Op grond van de Wet geluidhinder en het gemeentelijke ontheffingenbeleid kan er binnen de bandbreedte van 48 dB tot en met 63 dB vanwege wegverkeerslawaai hogere waarden voor de ten hoogste

toelaatbare geluidbelasting worden vastgesteld.

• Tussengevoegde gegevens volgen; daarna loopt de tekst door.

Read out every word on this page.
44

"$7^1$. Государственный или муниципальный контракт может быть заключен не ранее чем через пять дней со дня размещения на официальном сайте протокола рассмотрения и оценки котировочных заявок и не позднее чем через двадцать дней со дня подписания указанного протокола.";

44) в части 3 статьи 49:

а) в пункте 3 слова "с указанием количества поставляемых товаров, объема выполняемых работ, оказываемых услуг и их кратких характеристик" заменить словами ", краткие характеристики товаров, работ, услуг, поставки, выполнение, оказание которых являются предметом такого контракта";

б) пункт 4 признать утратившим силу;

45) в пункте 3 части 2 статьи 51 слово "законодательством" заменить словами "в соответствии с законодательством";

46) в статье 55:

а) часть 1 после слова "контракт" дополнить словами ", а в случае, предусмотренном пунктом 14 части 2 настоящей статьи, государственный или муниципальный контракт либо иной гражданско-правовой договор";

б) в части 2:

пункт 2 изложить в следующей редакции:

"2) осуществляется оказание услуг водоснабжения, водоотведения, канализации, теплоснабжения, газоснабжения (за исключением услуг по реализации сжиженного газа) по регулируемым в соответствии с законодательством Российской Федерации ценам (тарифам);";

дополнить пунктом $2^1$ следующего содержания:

Voor spoorweglawaai bedraagt de bandbreedte van 55 dB tot en met 68 dB. Uit de berekeningsresultaten is gebleken dat nergens de maximale

ontheffingswaarden worden overschreden.

Voor de appartementen op de plaats van het voormalige kantoorpand van de Rabobank dient vanwege het verkeerslawaai en spoorweglawaai hogere waarden voor de ten hoogste toelaatbare geluidbelasting worden vastgelegd.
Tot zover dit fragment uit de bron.